Politics these days is a little like those giant clothing ads you see in the paper:  20% off; no, 30%; no, 50% - until you finally realize your are getting 80% off.  It's meant to get you to reach for something you hadn't thought about, don't want and don't need – but the deal is too good to resist.  The ads may have had the same tone 150 years ago;  the politicians were very different.  It's a little hard somehow to imagine this silliness from a Jefferson or an Adams or a Madison.
 
Something has happened to our politics.  What's the old saying?  It describes a diplomat as an honorable man who is willing to lie for the good of his country.  With politicians – and not just with Santorum, with the lot - we seem to have gone way past that.
 
This old reporter loves politics so much that sometimes it can feel like a game.  This is serious stuff in serious times.Come on, guys, let's head back toward the straight and narrow. 

Thursday, February 2, 2012

January 2, 2012

Every once in a while in a campaign something happens which is perfectly bizarre and improbable.  That's how you know it's a campaign.
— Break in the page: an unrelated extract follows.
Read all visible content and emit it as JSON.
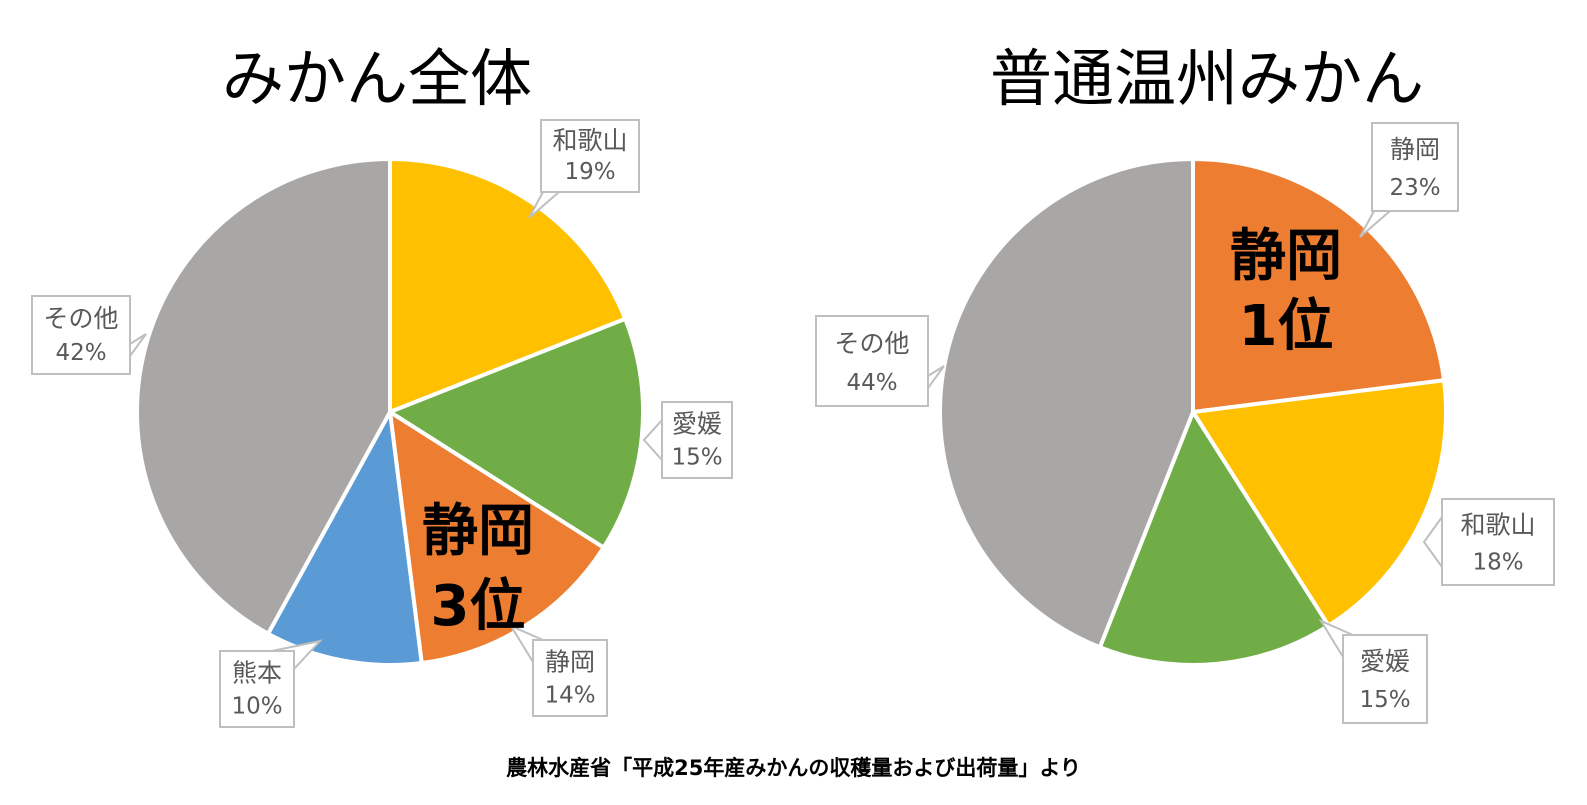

My favorite example for this week is Mitt Romney's campaign manager rolling on the ground after his candidate has said where a reporter could hear it, "I'm not concerned about the very poor." To be fair, he went on to add, "We have a safety net there.  If it needs a repair, I'll fix it."  Common sense there, to be sure.  Consolation for a campaign manager contemplating lurid headlines?  Sorry, pal. It says something about American politics that the candidates are out there so long, talk so often, that some blooper like that one is almost bound to break free.  What is the staff to do about it?  After you get past pray, the choices are hard.  Putting a line that that one back into context is like putting the genie back into the bottle.  It can't be done.   The other side of the long campaign coin, I suppose, is that they are out there so long that we really can get a pretty good notion of who they are.  The great American electorate can make mistakes, of course.  I'm old enough to remember a president who famously declared, "I am not a crook."  Most of us came to feel he was wrong about that but by then two elections had gone by and it was, to put it mildly, too late. Now what was it Romney said about the very poor again?